A new study from Latin America that focused on postmenopausal women now suggests that the risk of developing a form of anxiety later in life may have something to do with the size of a woman’s waistline.

The researchers, who hail from many institutions across Latin American countries — including Peru, Chile, and Ecuador — found correlations between women’s waist-to-height ratio and her chance of being diagnosed with anxiety.

The paper — whose first author is Dr. Karen Arroyo, from the School of Medicine at Universidad Peruana de Ciencias Aplicadas in Lima, Peru — that reports the researchers’ findings has been published in the journal Menopause.

Dr. Arroyo and her colleagues worked with 5,580 women with a mean age of 49.7 years. Of these participants, 58 percent were postmenopausal, and 61.3 percent said that they lived with anxiety.

The scientists examined data related to women’s weight and height to determine whether or not there was any association between waist size and the risk of developing anxiety.

According to the researchers, this is the first time that waist-to-height ratio, specifically, has been examined to uncover a link with anxiety disorders. The waist-to-height ratio has previously been looked to as an indicator of cardiometabolic risk — which, as aforementioned, has been tied to mood disorders including anxiety.

The waist-to-height ratio is determined by dividing waist circumference measurements by height measurements, and a woman is typically obese if her waist size equals more than half her height measurements.

In the current study, Dr. Arroyo and colleagues divided the participants into three groups — lower, middle, and upper tertile — based on their calculated waist-to-height ratios.

To begin with, the team found that the women in the middle and upper tertiles were at significantly higher risk of having anxiety than their peers in the lower tertile.

However, after adjusting for relevant factors, they saw that only the women in the uppermost tertile were more likely to exhibit telling signs of anxiety.

In short, the larger a woman’s waistline, the more likely she is to experience anxiety.

Previous studies have shown that postmenopausal women are more likely to have anxiety and that their quality of life is sometimes severely affected by it, and some research suggested an overlap between the physiological effects of menopause, such as hot flashes, and symptoms of anxiety.
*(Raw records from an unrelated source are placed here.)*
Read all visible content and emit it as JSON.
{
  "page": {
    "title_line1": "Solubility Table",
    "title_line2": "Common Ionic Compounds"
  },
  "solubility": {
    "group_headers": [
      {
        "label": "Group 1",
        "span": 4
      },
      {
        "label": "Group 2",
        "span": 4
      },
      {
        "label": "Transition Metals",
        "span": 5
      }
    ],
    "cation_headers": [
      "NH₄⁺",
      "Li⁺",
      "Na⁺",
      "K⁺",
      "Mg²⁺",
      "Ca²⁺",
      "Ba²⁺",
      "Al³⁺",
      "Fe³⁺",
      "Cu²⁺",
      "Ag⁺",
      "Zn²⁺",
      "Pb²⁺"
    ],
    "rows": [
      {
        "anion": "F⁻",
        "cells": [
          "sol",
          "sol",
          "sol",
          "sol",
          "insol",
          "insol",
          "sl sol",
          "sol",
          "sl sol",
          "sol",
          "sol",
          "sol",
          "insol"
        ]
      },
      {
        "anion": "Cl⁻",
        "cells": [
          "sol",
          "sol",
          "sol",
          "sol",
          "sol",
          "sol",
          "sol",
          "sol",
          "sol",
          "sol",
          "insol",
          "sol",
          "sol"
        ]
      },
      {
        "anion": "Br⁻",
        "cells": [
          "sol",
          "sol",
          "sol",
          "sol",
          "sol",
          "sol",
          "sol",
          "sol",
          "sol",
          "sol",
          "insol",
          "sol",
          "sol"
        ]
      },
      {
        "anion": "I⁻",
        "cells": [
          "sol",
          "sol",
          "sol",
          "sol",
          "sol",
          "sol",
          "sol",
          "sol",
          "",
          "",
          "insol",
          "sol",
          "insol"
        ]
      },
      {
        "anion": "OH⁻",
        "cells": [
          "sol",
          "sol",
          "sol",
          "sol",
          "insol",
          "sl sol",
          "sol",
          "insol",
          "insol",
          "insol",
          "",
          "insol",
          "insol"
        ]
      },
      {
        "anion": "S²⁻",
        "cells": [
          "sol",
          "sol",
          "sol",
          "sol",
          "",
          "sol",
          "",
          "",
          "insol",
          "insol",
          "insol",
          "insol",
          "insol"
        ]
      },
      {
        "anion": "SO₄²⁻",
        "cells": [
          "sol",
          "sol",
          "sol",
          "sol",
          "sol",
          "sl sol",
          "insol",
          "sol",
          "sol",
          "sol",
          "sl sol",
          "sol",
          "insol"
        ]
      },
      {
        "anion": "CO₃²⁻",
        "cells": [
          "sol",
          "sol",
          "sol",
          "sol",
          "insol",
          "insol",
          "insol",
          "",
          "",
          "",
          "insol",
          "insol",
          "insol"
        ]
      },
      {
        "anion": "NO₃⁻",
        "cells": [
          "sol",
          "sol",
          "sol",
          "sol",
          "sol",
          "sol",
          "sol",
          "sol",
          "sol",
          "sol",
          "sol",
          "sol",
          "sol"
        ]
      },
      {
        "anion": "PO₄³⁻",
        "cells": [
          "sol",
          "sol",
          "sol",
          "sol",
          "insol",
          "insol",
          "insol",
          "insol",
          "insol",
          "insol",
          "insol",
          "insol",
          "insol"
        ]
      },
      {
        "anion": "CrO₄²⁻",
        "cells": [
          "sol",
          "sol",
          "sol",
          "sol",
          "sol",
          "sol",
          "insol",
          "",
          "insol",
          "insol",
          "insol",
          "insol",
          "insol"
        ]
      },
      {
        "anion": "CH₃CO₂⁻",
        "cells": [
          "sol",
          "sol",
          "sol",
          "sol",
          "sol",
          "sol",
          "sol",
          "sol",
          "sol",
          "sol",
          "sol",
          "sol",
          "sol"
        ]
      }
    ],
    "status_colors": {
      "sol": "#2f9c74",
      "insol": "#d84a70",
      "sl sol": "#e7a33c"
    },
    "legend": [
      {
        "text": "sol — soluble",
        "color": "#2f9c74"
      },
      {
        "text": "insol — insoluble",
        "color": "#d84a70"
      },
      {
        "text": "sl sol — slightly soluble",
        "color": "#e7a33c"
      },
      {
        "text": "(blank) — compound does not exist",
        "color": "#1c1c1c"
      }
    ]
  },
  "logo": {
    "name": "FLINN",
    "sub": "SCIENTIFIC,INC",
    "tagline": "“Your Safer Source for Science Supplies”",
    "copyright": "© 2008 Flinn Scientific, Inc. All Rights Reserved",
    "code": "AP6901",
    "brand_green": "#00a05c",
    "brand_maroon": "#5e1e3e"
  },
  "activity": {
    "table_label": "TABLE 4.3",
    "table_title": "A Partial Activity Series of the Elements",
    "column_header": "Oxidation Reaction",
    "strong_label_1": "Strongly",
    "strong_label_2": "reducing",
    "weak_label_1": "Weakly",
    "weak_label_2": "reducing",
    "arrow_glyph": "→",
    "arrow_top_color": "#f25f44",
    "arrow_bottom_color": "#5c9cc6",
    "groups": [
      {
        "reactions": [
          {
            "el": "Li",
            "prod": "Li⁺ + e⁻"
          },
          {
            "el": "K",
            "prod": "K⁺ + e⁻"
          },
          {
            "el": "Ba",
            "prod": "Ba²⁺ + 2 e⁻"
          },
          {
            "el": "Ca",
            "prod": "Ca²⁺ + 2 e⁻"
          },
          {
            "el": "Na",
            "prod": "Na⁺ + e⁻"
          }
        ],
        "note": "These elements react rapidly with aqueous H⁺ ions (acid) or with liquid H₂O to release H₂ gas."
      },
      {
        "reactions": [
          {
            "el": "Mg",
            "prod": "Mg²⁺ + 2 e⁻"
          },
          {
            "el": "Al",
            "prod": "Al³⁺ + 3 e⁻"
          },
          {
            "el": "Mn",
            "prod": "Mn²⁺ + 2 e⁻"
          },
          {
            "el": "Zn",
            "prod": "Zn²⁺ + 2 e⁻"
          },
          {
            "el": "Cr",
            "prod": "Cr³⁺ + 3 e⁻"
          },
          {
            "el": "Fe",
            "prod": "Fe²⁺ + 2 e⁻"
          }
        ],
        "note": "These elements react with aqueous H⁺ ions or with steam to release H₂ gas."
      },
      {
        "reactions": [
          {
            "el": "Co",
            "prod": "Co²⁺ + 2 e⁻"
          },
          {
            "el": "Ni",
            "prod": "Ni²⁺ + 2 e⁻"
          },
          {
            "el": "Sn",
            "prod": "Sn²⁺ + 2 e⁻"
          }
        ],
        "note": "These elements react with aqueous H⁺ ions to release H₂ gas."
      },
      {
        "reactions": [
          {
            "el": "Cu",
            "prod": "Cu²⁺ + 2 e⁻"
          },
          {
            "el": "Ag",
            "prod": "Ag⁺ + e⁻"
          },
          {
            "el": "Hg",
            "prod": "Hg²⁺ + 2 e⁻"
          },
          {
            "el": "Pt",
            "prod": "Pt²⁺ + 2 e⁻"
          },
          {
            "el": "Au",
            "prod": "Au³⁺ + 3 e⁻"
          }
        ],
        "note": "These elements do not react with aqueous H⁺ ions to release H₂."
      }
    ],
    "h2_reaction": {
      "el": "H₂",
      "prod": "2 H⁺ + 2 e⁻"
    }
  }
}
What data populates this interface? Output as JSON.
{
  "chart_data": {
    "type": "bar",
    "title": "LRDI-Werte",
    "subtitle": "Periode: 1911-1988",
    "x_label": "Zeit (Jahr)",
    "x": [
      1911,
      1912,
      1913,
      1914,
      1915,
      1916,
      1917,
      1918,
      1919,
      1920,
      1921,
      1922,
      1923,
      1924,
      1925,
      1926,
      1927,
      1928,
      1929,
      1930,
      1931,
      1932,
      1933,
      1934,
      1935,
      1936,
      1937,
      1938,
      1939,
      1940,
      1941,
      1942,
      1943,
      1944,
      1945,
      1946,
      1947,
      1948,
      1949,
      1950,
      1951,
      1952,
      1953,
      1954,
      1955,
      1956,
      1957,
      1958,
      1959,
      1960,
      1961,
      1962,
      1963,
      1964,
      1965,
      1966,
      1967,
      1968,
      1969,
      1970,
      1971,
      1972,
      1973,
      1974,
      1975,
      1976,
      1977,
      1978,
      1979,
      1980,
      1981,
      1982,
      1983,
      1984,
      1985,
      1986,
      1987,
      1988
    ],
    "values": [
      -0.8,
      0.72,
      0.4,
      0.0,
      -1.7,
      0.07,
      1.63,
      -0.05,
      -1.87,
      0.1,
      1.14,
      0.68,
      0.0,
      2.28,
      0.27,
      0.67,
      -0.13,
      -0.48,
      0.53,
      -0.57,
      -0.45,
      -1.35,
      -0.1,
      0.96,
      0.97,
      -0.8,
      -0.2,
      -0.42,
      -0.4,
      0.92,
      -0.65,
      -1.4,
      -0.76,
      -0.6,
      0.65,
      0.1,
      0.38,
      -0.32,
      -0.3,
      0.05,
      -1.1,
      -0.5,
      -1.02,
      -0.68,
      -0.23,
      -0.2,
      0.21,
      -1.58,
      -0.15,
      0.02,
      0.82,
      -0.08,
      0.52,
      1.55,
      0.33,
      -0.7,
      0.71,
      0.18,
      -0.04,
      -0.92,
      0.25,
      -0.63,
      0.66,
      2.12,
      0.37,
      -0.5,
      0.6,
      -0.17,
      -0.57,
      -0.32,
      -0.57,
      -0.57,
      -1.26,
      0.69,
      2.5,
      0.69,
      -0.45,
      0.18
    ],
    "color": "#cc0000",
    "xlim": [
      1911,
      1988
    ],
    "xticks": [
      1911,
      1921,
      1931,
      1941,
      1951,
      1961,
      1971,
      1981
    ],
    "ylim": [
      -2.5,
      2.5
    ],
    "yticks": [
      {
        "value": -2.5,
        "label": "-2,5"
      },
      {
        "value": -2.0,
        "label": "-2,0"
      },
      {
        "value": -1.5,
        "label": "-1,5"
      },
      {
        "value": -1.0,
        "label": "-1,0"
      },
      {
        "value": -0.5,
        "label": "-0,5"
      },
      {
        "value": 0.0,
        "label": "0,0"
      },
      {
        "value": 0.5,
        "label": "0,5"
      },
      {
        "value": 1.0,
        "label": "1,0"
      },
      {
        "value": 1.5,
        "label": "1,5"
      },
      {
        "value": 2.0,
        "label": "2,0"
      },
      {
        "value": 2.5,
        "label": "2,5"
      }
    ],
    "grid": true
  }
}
Dr. JoAnn Pinkerton — who is the executive director of the North American Menopause Society — explains that this study’s findings may help to improve the health guidelines offered to women at later stages in life.

“Hormone changes,” she explains, “may be involved in the development of both anxiety and abdominal obesity because of their roles in the brain as well as in fat distribution.”

This study provides valuable insights for healthcare providers treating middle-aged women, because it implies that waist-to-height ratio could be a good marker for evaluating patients for anxiety.”